Fuzilei-o com o olhar, fazendo Ezequiel rir.

— Fiz uma coisa para você, menina. — Disse-me ele, ainda sorrindo. — Espero que goste. — Deixou de lado o croissant que comia e começou a procurar algo em sua mochila, então me estendeu um filtro dos sonhos com penas azuis.

— Não precisava se preocupar... — Respondi, pegando o presente. — Mas é lindo, eu adorei. Obrigada. — Sorri.

— Não posso fazer muito mais do que isso, mas...

— Não se preocupe, Ezequiel, isso é perfeito... — Fitei seu rosto, ele estava feliz por eu ter gostado. — Tenho que ir agora, mas foi bom vê-lo.

— É sempre bom ver você, cuide-se. — Sorriu. — E obrigado.

Peguei os cachorrinhos uma última vez no colo, com uma vontade quase incontrolável de levá-los para casa, mas meu pai certamente desaprovaria. Hector e eu caminhamos de volta ao carro.

— Você o visita toda semana? — Questionou-me.

— Sim... como sabe?

— Foi só um palpite. — Deu de ombros, abrindo a porta do carona para mim. — Agora, está na hora da minha surpresa.

— Só espero não ficar muito surpresa com o que vou encontrar.

— Leãozinho, apenas relaxe... se eu quisesse fazer qualquer coisa terrível, eu faria aqui e agora, pois você não seria capaz de me impedir.

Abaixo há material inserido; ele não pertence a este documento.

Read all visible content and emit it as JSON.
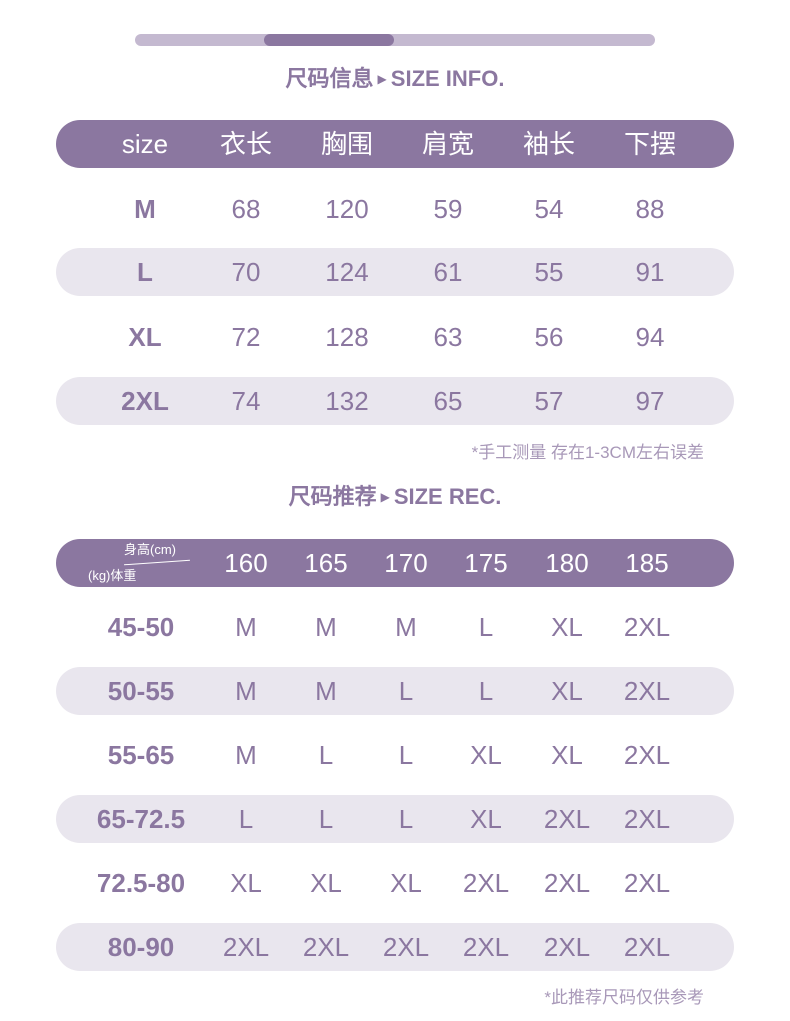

— Você não me conhece, não sabe nada sobre mim.

Hector me olhou por alguns segundos, mas foi tempo suficiente para eu poder ver um brilho de desafio em seus olhos azuis esverdeados.

— O quê? Acha que sabe...?

Ele limpou a garganta, então deu partida.

— Sei que você provavelmente está enfrentando problemas por não conseguir decidir qual carreira seguir, aposto que está em dúvida entre duas coisas não muito distintas, e olhando para você, tenho certeza de que são coisas de que gosta, mas que não rendem muito lucro... — Comentou, arqueando as sobrancelhas. — Aposto que tem problemas familiares, e acredita que nunca poderão ser solucionados... — Ele falava tudo aquilo como se estivesse absolutamente certo, o que me irritou. — Deve haver também um garoto. Ou dois. Dois caras disputando por um lugar em seu coração, que é duro como pedra. Mas você está deixando se levar, está querendo descobrir mais sobre eles... Agora, saindo desse lado sentimental e enjoativo, você gosta de ler, lê de tudo um pouco, mas prefere romance à ficção científica, e fantasia à romance... e poesias sempre a ganham. — Sorriu. — Hum, não podemos esquecer dos animais de estimação... um peixe? Não, não faz seu estilo, você é agitada demais para isso. Deve ter um cão, provavelmente uma fêmea, e ela deve ser tão avoada quanto sua dona.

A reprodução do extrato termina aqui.